Chance vertan
Oftmals jammern unsere Bürgervertreter im Stadtrat, dass bei der Vergabe von Aufträgen keine einheimischen Unternehmen zum Zuge kommen.
Ab sofort kann man solche Einwände als zynisch oder heuchlerisch bezeichnen. Ohne tiefgründige Überlegungen wurden Aufträge im geschätzten Wert von 20-30 Tausend Euro an ein deutschlandweit agierendes Unternehmen vergeben, obwohl alle Leistungen auch in unserer Region zu erhalten gewesen wären.

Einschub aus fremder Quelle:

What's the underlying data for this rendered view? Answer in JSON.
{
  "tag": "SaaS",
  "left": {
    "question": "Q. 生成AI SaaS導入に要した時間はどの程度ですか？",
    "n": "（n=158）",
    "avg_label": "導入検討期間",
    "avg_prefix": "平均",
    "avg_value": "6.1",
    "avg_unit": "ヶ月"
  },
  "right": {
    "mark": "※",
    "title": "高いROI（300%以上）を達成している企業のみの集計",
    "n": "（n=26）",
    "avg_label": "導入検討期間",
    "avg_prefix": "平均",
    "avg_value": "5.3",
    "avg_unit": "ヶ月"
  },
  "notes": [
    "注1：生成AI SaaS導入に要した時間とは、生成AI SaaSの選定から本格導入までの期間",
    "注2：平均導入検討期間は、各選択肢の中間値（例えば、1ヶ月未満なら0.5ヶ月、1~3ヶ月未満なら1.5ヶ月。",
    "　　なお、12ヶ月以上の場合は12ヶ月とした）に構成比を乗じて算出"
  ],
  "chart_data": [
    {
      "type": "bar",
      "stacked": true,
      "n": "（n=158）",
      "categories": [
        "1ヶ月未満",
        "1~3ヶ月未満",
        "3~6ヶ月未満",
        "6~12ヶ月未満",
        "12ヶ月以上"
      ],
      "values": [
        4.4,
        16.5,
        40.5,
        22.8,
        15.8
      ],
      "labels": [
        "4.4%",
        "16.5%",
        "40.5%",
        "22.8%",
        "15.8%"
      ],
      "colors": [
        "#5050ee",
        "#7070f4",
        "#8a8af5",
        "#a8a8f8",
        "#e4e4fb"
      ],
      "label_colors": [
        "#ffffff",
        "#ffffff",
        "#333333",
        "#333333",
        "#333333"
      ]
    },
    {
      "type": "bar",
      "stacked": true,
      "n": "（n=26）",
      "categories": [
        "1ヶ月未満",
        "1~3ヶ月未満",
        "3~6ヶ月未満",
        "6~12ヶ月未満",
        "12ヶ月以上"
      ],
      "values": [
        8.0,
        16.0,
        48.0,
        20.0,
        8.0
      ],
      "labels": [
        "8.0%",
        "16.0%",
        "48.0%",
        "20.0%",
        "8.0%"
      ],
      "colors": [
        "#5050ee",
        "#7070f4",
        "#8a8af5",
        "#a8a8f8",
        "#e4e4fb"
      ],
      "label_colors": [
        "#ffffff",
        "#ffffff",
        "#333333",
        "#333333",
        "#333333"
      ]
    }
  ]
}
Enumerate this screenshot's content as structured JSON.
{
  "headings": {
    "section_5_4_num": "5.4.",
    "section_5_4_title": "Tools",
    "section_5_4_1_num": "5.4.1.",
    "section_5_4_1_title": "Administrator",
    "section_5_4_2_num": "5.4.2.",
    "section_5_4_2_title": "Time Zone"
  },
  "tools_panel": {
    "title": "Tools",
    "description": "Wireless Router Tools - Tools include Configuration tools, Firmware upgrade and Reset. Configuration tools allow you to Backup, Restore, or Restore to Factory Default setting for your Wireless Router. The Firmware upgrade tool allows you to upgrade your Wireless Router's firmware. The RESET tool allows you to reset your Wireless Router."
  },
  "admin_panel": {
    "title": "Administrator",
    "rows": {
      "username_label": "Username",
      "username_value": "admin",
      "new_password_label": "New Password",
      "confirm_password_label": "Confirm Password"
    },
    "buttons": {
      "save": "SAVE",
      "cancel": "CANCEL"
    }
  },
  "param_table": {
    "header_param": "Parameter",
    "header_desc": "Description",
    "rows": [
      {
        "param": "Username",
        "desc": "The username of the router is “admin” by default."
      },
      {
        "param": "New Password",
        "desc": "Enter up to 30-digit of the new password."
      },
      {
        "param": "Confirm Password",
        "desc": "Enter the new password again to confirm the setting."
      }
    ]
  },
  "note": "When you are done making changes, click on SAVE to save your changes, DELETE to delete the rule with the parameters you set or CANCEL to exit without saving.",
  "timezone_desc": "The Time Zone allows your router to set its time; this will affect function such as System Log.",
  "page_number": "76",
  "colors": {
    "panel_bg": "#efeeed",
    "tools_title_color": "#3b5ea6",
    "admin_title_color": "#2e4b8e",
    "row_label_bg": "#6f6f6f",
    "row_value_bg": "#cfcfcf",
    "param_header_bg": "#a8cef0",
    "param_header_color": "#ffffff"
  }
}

Das dickste Ding dabei: Die Kosten werden durch die Stadt beauftragt und den Dippser Unternehmern (als Werbeetat) quasi in die Bücher geschrieben.
Aber im Detail:
Warum die Verwaltung der Meinung ist, dass Dippoldiswalde eine neue Bürgerbroschüre braucht, wurde im Haupt- und Verwaltungsausschuss nicht deutlich. Frau Heger aus dem Dippser Rathaus durfte das Projekt sehr detailreich vorstellen.
9.000 Exemplare von einer etwa 35-seitigen Broschüre sollen hergestellt werden. Dazu gibt es vom Verlag noch ein paar Stadtpläne geschenkt und zudem die Möglichkeit, auf Online-Karten der Werbefirma im Internet zugreifen zu können. Seitens der Stadtverwaltung wird an diesem Projekt schon seit mehreren Jahren gearbeitet, es erfolgten diverse Absprachen, eine Ausschreibung über den Leistungsumfang wurde durchgeführt und ein Grobkonzept für den Inhalt erarbeitet.
Die Stadt kostet die Broschüre vermeintlich nichts. Die Dippser Händler- und Gewerbetreibenden hingegen werden bestimmt in den nächsten Tagen und Wochen vom Städte-Verlag E.v. Wagner J. Mitterhuber GmbH angesprochen, damit sie mit ihrer Werbung das Projekt finanzieren.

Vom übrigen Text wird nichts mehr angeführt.